When she leaves the office, she may chill out, but not with an Amstel Light. Lloyd’s post-workout ice baths are the stuff of lore among her teammates.
As Lloyd told USA Today last, month, “The [World Cup] final wasn’t won on July 5, 2015. It was won when nobody was watching.”
So about that 17-year blueprint…
You can read the Shape article for further elaboration from Lloyd and Galanis, but here are the six bullet points they say have been the constants in their approach:
1. Stay in the Moment
“I never looked too far ahead,” Lloyd says, ” because when you’re constantly looking at the end-results, you tend to overlook those important middle bits.”
2. Take It Slow
“We started out building very slowly on and off the field,” she says.
In phase one, her goals were to make the national team and score a game-winner at the 2008 Olympics.

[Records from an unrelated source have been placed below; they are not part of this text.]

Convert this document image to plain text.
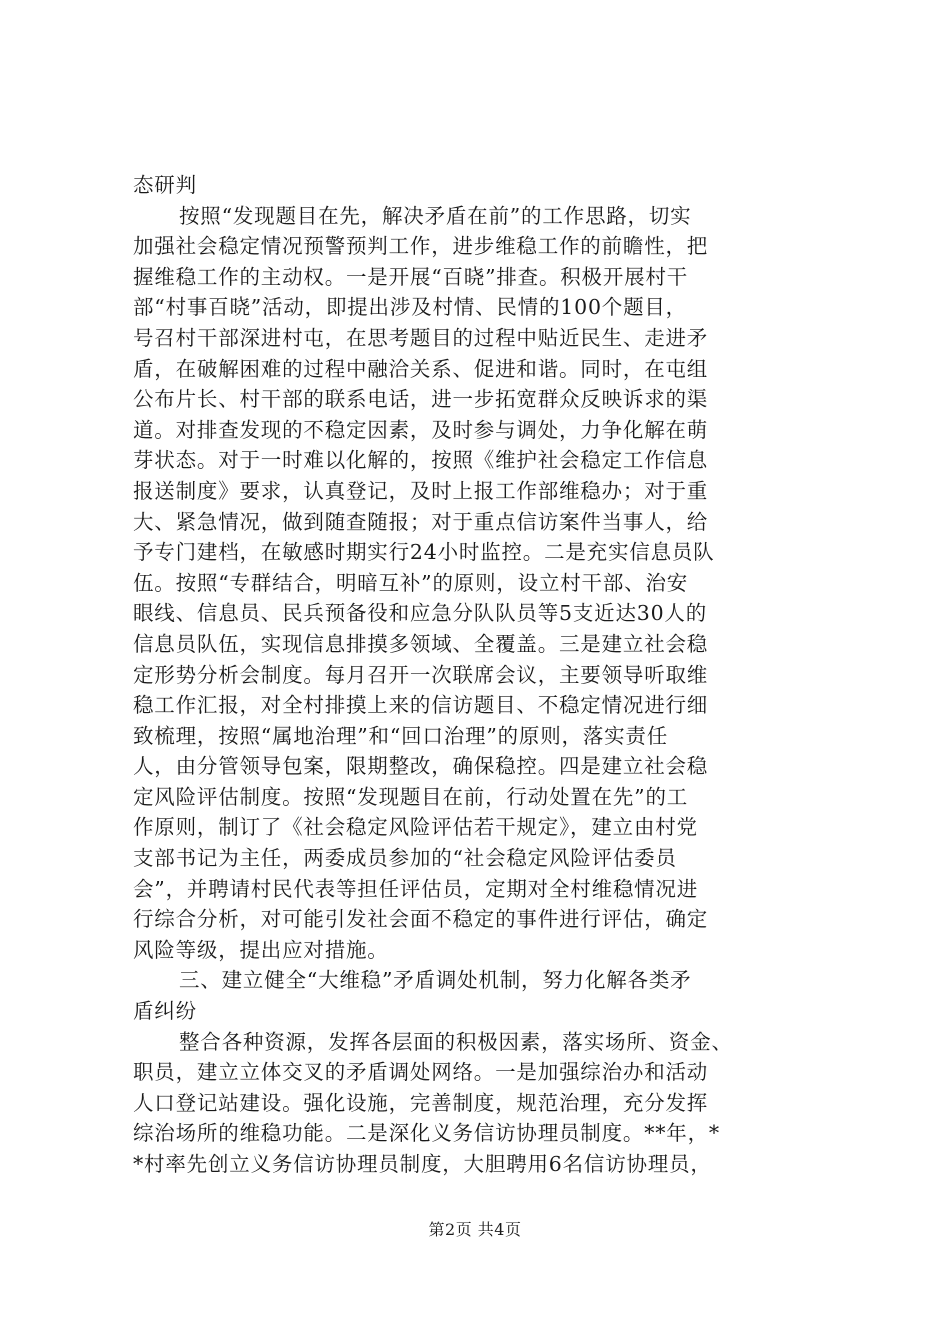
态研判
按照“发现题目在先，解决矛盾在前”的工作思路，切实
加强社会稳定情况预警预判工作，进步维稳工作的前瞻性，把
握维稳工作的主动权。一是开展“百晓”排查。积极开展村干
部“村事百晓”活动，即提出涉及村情、民情的100个题目，
号召村干部深进村屯，在思考题目的过程中贴近民生、走进矛
盾，在破解困难的过程中融洽关系、促进和谐。同时，在屯组
公布片长、村干部的联系电话，进一步拓宽群众反映诉求的渠
道。对排查发现的不稳定因素，及时参与调处，力争化解在萌
芽状态。对于一时难以化解的，按照《维护社会稳定工作信息
报送制度》要求，认真登记，及时上报工作部维稳办；对于重
大、紧急情况，做到随查随报；对于重点信访案件当事人，给
予专门建档，在敏感时期实行24小时监控。二是充实信息员队
伍。按照“专群结合，明暗互补”的原则，设立村干部、治安
眼线、信息员、民兵预备役和应急分队队员等5支近达30人的
信息员队伍，实现信息排摸多领域、全覆盖。三是建立社会稳
定形势分析会制度。每月召开一次联席会议，主要领导听取维
稳工作汇报，对全村排摸上来的信访题目、不稳定情况进行细
致梳理，按照“属地治理”和“回口治理”的原则，落实责任
人，由分管领导包案，限期整改，确保稳控。四是建立社会稳
定风险评估制度。按照“发现题目在前，行动处置在先”的工
作原则，制订了《社会稳定风险评估若干规定》，建立由村党
支部书记为主任，两委成员参加的“社会稳定风险评估委员
会”，并聘请村民代表等担任评估员，定期对全村维稳情况进
行综合分析，对可能引发社会面不稳定的事件进行评估，确定
风险等级，提出应对措施。
三、建立健全“大维稳”矛盾调处机制，努力化解各类矛
盾纠纷
整合各种资源，发挥各层面的积极因素，落实场所、资金、
职员，建立立体交叉的矛盾调处网络。一是加强综治办和活动
人口登记站建设。强化设施，完善制度，规范治理，充分发挥
综治场所的维稳功能。二是深化义务信访协理员制度。**年，*
*村率先创立义务信访协理员制度，大胆聘用6名信访协理员，
第2页 共4页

That took five years.
In phase two, her goal was to become a regular starter and score two game-winners at the 2012 Olympics. That took four years.
“Phase three was about taking over and really separating myself from everyone else,” she says. She and Galanis figured that would happen at the 2016 Olympics, “but we feel that we achieved that a year early.”
3. Raise the Bar
When she signed on with Galanis, Lloyd says, “James needed to see if I was willing to do things like eat better, take care of my body off the field, and continue to make strides on my own. He keeps raising the bar, making the training harder. … The only way I’m going to grow as a person and a player is if he makes it uncomfortable for me,”

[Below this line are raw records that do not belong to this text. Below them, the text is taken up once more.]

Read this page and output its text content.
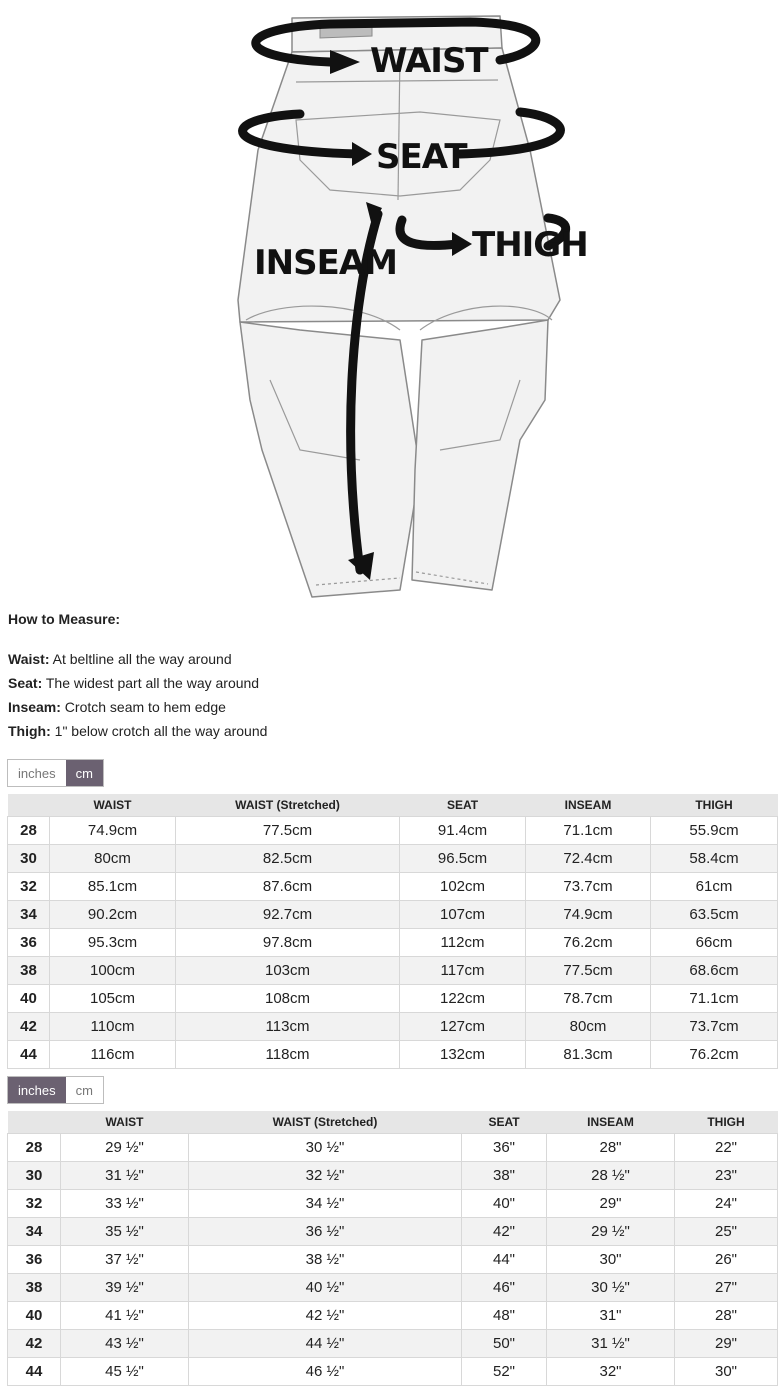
WAIST
SEAT
INSEAM THIGH
How to Measure:
Waist: At beltline all the way around
Seat: The widest part all the way around
Inseam: Crotch seam to hem edge
Thigh: 1" below crotch all the way around
inches	cm
	WAIST	WAIST (Stretched)	SEAT	INSEAM	THIGH
28	74.9cm	77.5cm	91.4cm	71.1cm	55.9cm
30	80cm	82.5cm	96.5cm	72.4cm	58.4cm
32	85.1cm	87.6cm	102cm	73.7cm	61cm
34	90.2cm	92.7cm	107cm	74.9cm	63.5cm
36	95.3cm	97.8cm	112cm	76.2cm	66cm
38	100cm	103cm	117cm	77.5cm	68.6cm
40	105cm	108cm	122cm	78.7cm	71.1cm
42	110cm	113cm	127cm	80cm	73.7cm
44	116cm	118cm	132cm	81.3cm	76.2cm
inches	cm
	WAIST	WAIST (Stretched)	SEAT	INSEAM	THIGH
28	29 ½"	30 ½"	36"	28"	22"
30	31 ½"	32 ½"	38"	28 ½"	23"
32	33 ½"	34 ½"	40"	29"	24"
34	35 ½"	36 ½"	42"	29 ½"	25"
36	37 ½"	38 ½"	44"	30"	26"
38	39 ½"	40 ½"	46"	30 ½"	27"
40	41 ½"	42 ½"	48"	31"	28"
42	43 ½"	44 ½"	50"	31 ½"	29"
44	45 ½"	46 ½"	52"	32"	30"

4. Shatter Your Comfort Zone
Galanis’ training regimen often called for two-a-days. He’d make the morning workout so intense that Lloyd would wonder how she’d make it through the afternoon session.
But somehow, she’d always find a way. And in the process, she might discover some new technique, some move she’d never tried before, some trick that just might catch an opponent off guard.
These new bits of knowledge could be forged into tools — or weapons — for use in future matches.
“Once Galanis saw her getting comfortable with a particularly challenging move,” Style says, “he would then take her out of her comfort zone again with another seemingly impossible drill.”
5. Train Like an Underdog
No matter what we’ve accomplished, Lloyd says, no matter how good we are, we can always get better. Always.
“In order to make it to the top and be the best ever, you have to keep going.,” she says.
Over the next five years, she and Galanis will focus on her attacking in the final third.
“I can be better at shooting,” Lloyd says. “I can be better in the air. I can be better with playing through balls.”
With an eye toward next summer’s Olympics, she adds. “I’m back at training like I’m a rec player.”
6. Celebrate Your Achievements
Galanis may be the only person on Earth more demanding of Lloyd than Lloyd is. And even he tells her from time to time that pause and reflect.
In that phone call 45 minutes after the World Cup ended, Lloyd excitedly asked him, “When are we training again?”
Galanis told her to enjoy what she’d just done.
They could worry about their next set of goals later.